La fourbure affecte la circulation du sang dans les pieds du cheval et cause une inflammation importante des parties vives de ces pieds, provoquant une pousse excessive de la corne ce qui peut, comme dans ce cas-ci, entraîner la bascule de la troisième phalange. 6






6 Les aplombs (ici cagneux) peuvent être aggravés par la fourbure.





Cette maladie se porte principalement aux pieds antérieurs mais peut exceptionnellement atteindre aussi les postérieurs. Le cheval se tient campé sur l’arrière , soulageant les pieds malades.


6 radio d'un antérieur





Sur la radio on remarque la bascule très nette de la troisième phalange, avec une tendance à perforer la sole (appui sur la pointe). repère "J" sur l'analyse de la radio.

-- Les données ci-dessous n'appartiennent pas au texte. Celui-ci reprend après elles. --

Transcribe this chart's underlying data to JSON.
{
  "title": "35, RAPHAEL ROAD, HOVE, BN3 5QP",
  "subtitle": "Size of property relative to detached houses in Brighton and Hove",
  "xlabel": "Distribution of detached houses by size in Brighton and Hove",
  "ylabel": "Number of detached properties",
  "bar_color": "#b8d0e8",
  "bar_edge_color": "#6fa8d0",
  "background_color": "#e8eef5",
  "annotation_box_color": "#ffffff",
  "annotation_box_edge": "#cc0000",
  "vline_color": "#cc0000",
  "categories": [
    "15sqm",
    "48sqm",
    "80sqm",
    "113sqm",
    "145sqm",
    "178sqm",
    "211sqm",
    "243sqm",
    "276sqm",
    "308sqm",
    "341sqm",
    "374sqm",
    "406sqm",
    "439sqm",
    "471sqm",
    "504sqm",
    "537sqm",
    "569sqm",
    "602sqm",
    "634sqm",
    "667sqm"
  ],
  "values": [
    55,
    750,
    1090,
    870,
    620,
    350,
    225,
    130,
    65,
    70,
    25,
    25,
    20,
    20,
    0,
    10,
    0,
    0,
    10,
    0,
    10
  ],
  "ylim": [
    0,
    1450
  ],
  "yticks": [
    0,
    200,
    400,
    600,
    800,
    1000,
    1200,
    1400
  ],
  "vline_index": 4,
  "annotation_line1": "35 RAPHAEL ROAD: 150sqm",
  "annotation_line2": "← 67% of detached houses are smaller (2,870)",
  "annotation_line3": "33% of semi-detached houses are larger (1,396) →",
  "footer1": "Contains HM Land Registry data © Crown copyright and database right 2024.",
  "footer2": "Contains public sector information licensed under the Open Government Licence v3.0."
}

On notera également le repli de la corne appuyant sur la 3ème phalange (sous le bourrelet) : repère "C".


6 Analyse de la radio



A : éminence pyramidale

B : nouvelle corne

C : repli de corne

D : angle de basculement : 15 °

E : position normale de la 3ème phalange (en pointillés)

F : pousse excessive de la corne

G : fourmilière

H : 3ème phalange basculée

I : ancien fer trop court

J : appui de la pointe de la 3ème phalange sur la sole

L’avulsion partielle de la paroi est indiquée dès que la bascule de la 3ème phalange atteint 3 à 4 degrés, ainsi qu’en présence d’un abcès entre la paroi et cet os.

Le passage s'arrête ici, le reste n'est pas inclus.